Ils ne sont pas des masses, certes, mais les Subsahariens clandestins tentent le transit par le Nord algérien à la recherche d’une vie meilleure.
Après plusieurs mois d’accalmie, les migrants clandestins reviennent en Algérie pour tenter une nouvelle aventure pour rallier l’Europe. Des dizaines de migrants commencent, en effet, à s’installer clandestinement à la périphérie de la capitale, le temps d’appréhender la situation qui prévaut dans les agglomérations pour éviter de tomber entre les mains des services de sécurité.
Venus de plusieurs pays d’Afrique, notamment ceux partageant une frontière terrestre avec l’Algérie, les migrants ont choisi la saison des feuilles mortes pour signer leur retour, le temps de trouver un refuge de fortune, en attendant des jours meilleurs. Aguerris aux méandres de cette aventure à risques, ils s’embusquent sous les ponts, alors que d’autres ont pu avoir des tuyaux pour trouver un travail dans le bâtiment chez le privé ou encore dans l’agriculture.

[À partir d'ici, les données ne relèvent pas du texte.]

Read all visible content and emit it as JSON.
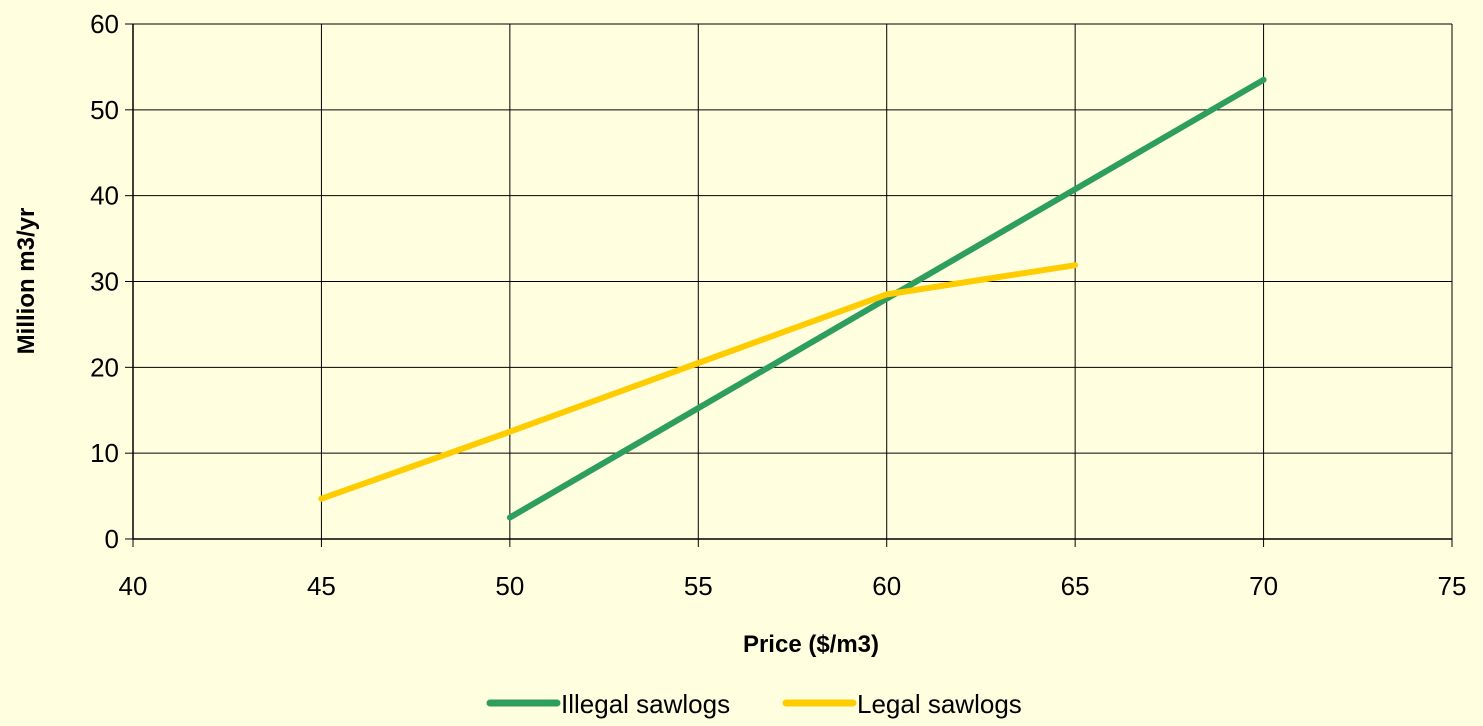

C’est ce que nous avons constaté de visu, lors d’une virée à la périphérie de Draria, de Khemis El-Khechna, de Hammadi ou encore aux sorties des villes de Dar El-Beïda, de Rouiba et d’El-Hamiz. “Ici, les migrants africains sont tous des locataires. Seulement on ne sait pas s’ils sont recensés ou pas par les autorités, mais la grande majorité a été expulsée au début de l’année en cours. Certes, ils commencent à revenir, mais on est loin des périodes où ils venaient très nombreux s’installer aux alentours des chantiers et des boutiques pour chercher du travail”, témoigne un habitant de Draria. Ce n’est pas le cas à Rouiba où les migrants se planquent sous les échangeurs pour échapper aux “radars” des services de sécurité. “Ils sont revenus depuis quelques semaines seulement. Certes, ils ne sont pas nombreux, mais ils ont rallié Alger pour fuir la précarité qui règne dans le Grand-Sud algérien. Ici, au moins, ils arrivent à se procurer quelque chose à se mettre sous la dent”, affirme un citoyen rencontré sur les lieux. Celui-ci témoignera que “ces migrants prennent la fuite dès qu’ils aperçoivent les gendarmes ou une voiture de police. Ils sont venus en famille”. En revanche, ces ressortissants africains en situation irrégulière en Algérie évitent les principaux fiefs où se réfugiaient des centaines de familles, de jeunes et de moins jeunes et qui avaient fait l’objet de vastes opérations de rapatriement dans leurs pays d’origine.
Notamment les localités réputées pour être des relais des migrants en milieu rural où le recensement se fait systématiquement par la Police générale après sa réquisition par les ministères de l’Intérieur et des Affaires étrangères. Du coup, témoignent plusieurs citoyens que nous avons interrogés, “ces migrants évitent de circuler pendant la journée. Sauf ceux qui travaillent dans les chantiers du bâtiment.
On les aperçoit rarement en famille. Mais dès le début de la soirée, les femmes et les enfants investissent la voie publique.Généralement, ils choisissent les lieux où sont dressés les barrages de contrôle. Dès que la circulation automobile ralentit, ils profitent pour s’approvisionner en eau ou encore en denrées alimentaires”. Cet état de fait est notamment perceptible chaque vendredi quand les services de sécurité ferment les accès à la capitale pour empêcher les manifestants de rallier la marche. Femmes et enfants de migrants profitent alors des longs embouteillages pour investir la chaussée pour mendier.
Depuis des années, le Nord algérien a toujours constitué pour les migrants clandestins un transit propice pour rallier l’Espagne, l’Italie ou la France. Les zones rurales étant verrouillées et les foyers de migrants démantelés, les ressortissants africains changent de circuits et se font de plus en plus discrets pour réussir leurs nouvelles aventures. Même au niveau de l’axe autoroutier, ces migrants se montrent de moins en moins.
Ces derniers occupent moins les abords des localités d’El-Kharouba, de Khemis El-Khechna, de Zidane, d’Ouled Moussa ou encore de Reghaïa. Il faut rappeler que l’Algérie avait enregistré, durant l’année 2018, une moyenne quotidienne de 500 tentatives d’entrées illégales sur le territoire national par les frontières du Grand-Sud, devenues un endroit privilégié des réseaux organisés de passeurs des immigrés clandestins des pays sahélo-sahariens. La complexité du dossier des migrants s’est toujours située au niveau du recensement du flux migratoire et du traitement à réserver aux populations vulnérables, notamment les femmes et les enfants.